大正恋刺繍 ~押しかけ婿様の寡黙な溺愛~

「はい」

 澄乃は気を取り直して頷いた。

 中へ入ると、暖かな空気とともにバターと香草の香りが鼻先をふわりとかすめた。

「いらっしゃいませ。ご予約はいただいておりますか」

 制服の給仕に尋ねられ、朔也は頷いた。

「一条だ。予約は橘の名で入っている」

 そう言うと給仕はうやうやしくお辞儀した。

「承っております。こちらへどうぞ」

 澄乃は案内に従いながら朔也の横顔を窺った。

 彼は迷うことなく『一条』と名乗った。席を予約したのは橘でも、自分はもう一条なのだと澄乃に向けて宣言しているつもりだろうか。

 いや、考えすぎだ。単に彼は事実を伝えただけ……。

 澄乃は軽く頭を振り、二階へ続く階段を上り始めた。

 扉の前には同じ制服の給仕が控えており、彼に外套と道行を預けた。

 案内係の給仕が扉を(たた)き、『一条様がお見えでございます』と告げる。

 朔也に続いて部屋に入ると、並んで席に着いていた三人が一斉に顔を上げた。

 男性ふたりに挟まれて女性がひとり座っている。

 三人は椅子から立ち上がり、澄乃たちとテーブルを挟んで向き合うと、最も年長の男性に倣ってお辞儀した。

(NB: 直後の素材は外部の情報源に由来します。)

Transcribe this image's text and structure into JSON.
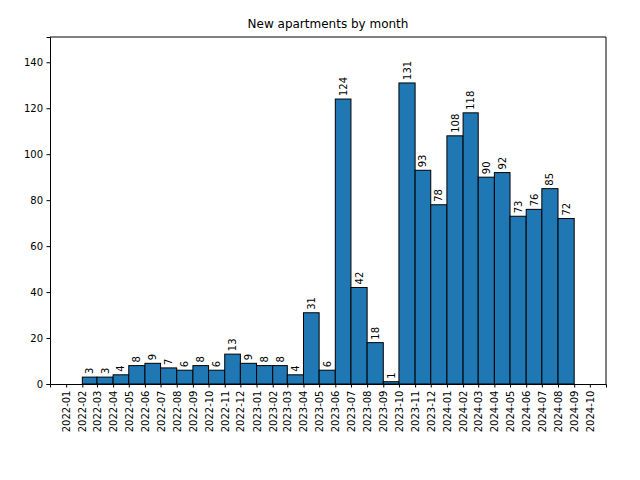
{
  "chart_data": {
    "type": "histogram",
    "title": "New apartments by month",
    "bins": [
      "2022-02",
      "2022-03",
      "2022-04",
      "2022-05",
      "2022-06",
      "2022-07",
      "2022-08",
      "2022-09",
      "2022-10",
      "2022-11",
      "2022-12",
      "2023-01",
      "2023-02",
      "2023-03",
      "2023-04",
      "2023-05",
      "2023-06",
      "2023-07",
      "2023-08",
      "2023-09",
      "2023-10",
      "2023-11",
      "2023-12",
      "2024-01",
      "2024-02",
      "2024-03",
      "2024-04",
      "2024-05",
      "2024-06",
      "2024-07",
      "2024-08",
      "2024-09"
    ],
    "values": [
      3,
      3,
      4,
      8,
      9,
      7,
      6,
      8,
      6,
      13,
      9,
      8,
      8,
      4,
      31,
      6,
      124,
      42,
      18,
      1,
      131,
      93,
      78,
      108,
      118,
      90,
      92,
      73,
      76,
      85,
      72
    ],
    "color": "#1f77b4",
    "xlim": [
      "2021-12",
      "2024-11"
    ],
    "xticks": [
      "2022-01",
      "2022-02",
      "2022-03",
      "2022-04",
      "2022-05",
      "2022-06",
      "2022-07",
      "2022-08",
      "2022-09",
      "2022-10",
      "2022-11",
      "2022-12",
      "2023-01",
      "2023-02",
      "2023-03",
      "2023-04",
      "2023-05",
      "2023-06",
      "2023-07",
      "2023-08",
      "2023-09",
      "2023-10",
      "2023-11",
      "2023-12",
      "2024-01",
      "2024-02",
      "2024-03",
      "2024-04",
      "2024-05",
      "2024-06",
      "2024-07",
      "2024-08",
      "2024-09",
      "2024-10"
    ],
    "ylim": [
      0,
      151
    ],
    "yticks": [
      0,
      20,
      40,
      60,
      80,
      100,
      120,
      140
    ],
    "data_labels": true,
    "grid": false
  }
}
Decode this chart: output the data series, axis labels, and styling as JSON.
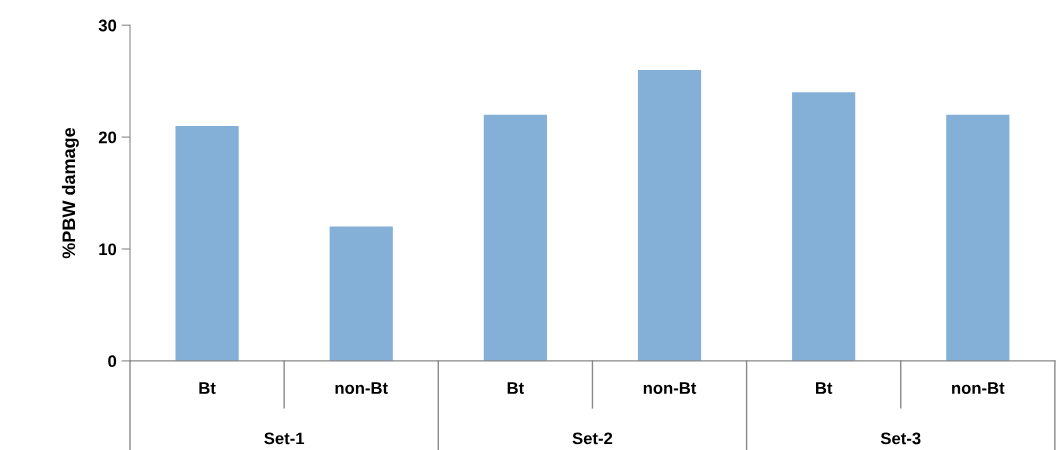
{
  "chart_data": {
    "type": "bar",
    "ylabel": "%PBW damage",
    "categories": [
      "Bt",
      "non-Bt",
      "Bt",
      "non-Bt",
      "Bt",
      "non-Bt"
    ],
    "values": [
      21,
      12,
      22,
      26,
      24,
      22
    ],
    "color": "#84afd7",
    "annotations": [
      "Set-1",
      "Set-2",
      "Set-3"
    ],
    "ylim": [
      0,
      30
    ],
    "yticks": [
      0,
      10,
      20,
      30
    ],
    "grid": false,
    "legend": false
  }
}
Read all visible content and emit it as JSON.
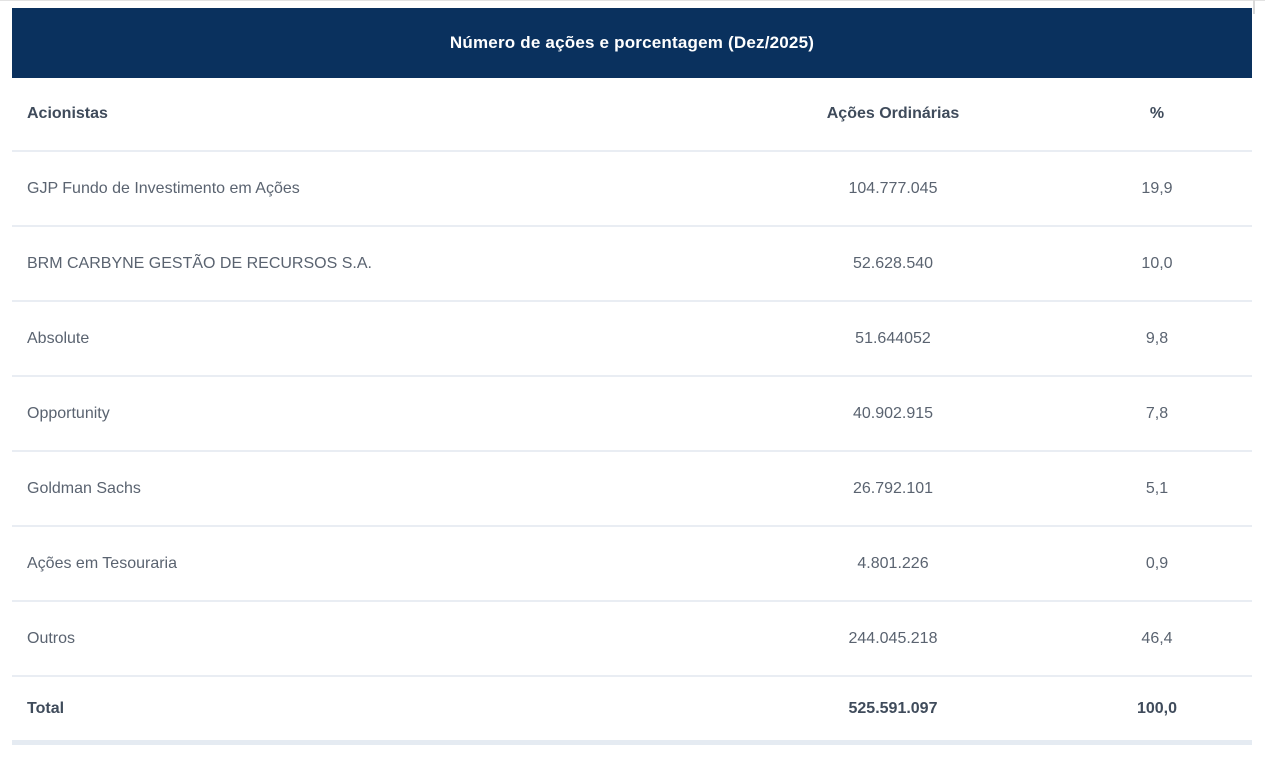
{
  "title_bar": {
    "title": "Número de ações e porcentagem (Dez/2025)",
    "background": "#0a315e",
    "text_color": "#ffffff"
  },
  "table": {
    "columns": {
      "shareholders": "Acionistas",
      "ordinary_shares": "Ações Ordinárias",
      "percent": "%"
    },
    "rows": [
      {
        "acionista": "GJP Fundo de Investimento em Ações",
        "acoes": "104.777.045",
        "pct": "19,9"
      },
      {
        "acionista": "BRM CARBYNE GESTÃO DE RECURSOS S.A.",
        "acoes": "52.628.540",
        "pct": "10,0"
      },
      {
        "acionista": "Absolute",
        "acoes": "51.644052",
        "pct": "9,8"
      },
      {
        "acionista": "Opportunity",
        "acoes": "40.902.915",
        "pct": "7,8"
      },
      {
        "acionista": "Goldman Sachs",
        "acoes": "26.792.101",
        "pct": "5,1"
      },
      {
        "acionista": "Ações em Tesouraria",
        "acoes": "4.801.226",
        "pct": "0,9"
      },
      {
        "acionista": "Outros",
        "acoes": "244.045.218",
        "pct": "46,4"
      }
    ],
    "total": {
      "label": "Total",
      "acoes": "525.591.097",
      "pct": "100,0"
    }
  },
  "colors": {
    "accent_navy": "#0a315e",
    "divider": "#e9edf3",
    "bottom_divider": "#e5ebf2",
    "header_text": "#3f4b5b",
    "body_text": "#5a6370"
  }
}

「このたびは急なことで、ご挨拶が後になりましたことをお詫びします」

「こちらこそ、ご無礼いたしました」

 澄乃が返すと、年長の男は会釈した。

「朔也の兄、橘修治郎(しゅうじろう)と申します。一六八(いろは)銀行東京支店で次長をしております」

「お初にお目にかかります。一条澄乃でございます」

 修治郎は朔也より線が細く、いくぶん神経質そうな面差しの男だった。昨夜見直した身上書によれば、年齢は三十四歳。きっちり仕立てた三つ揃い姿で、地位の高さを反映してか堂に入った物腰だ。

 切れ長の目もとが朔也に似ている。

 修治郎は返礼すると、隣の女性を手で示した。

「妻の聡子(さとこ)です」

「聡子と申します」

 なよやかに頭を下げて微笑んだ聡子は、年齢は三十歳ほど。薄香色の訪問着で、七宝文様を金糸で織り出した青丹の帯を締めている。いかにも良家の奥様然としているが気取ったところはなく、向けられるまなざしには親しみのこもった温かみが感じられた。

「道明はもうご存じですね」

 兄に名を呼ばれた道明は、急いで頭を下げた。

「改めまして、おめでとうございます!」

「繰り返す必要はない」

 にべもなく朔也が言うと、道明は照れ笑いを浮かべて頭をかいた。

「違いますよ、新年のご挨拶です」

 兄の冷然とした物言いには慣れているようで、けろっとしている。

 修治郎はたしなめるように末弟をひと睨みして言葉を次いだ。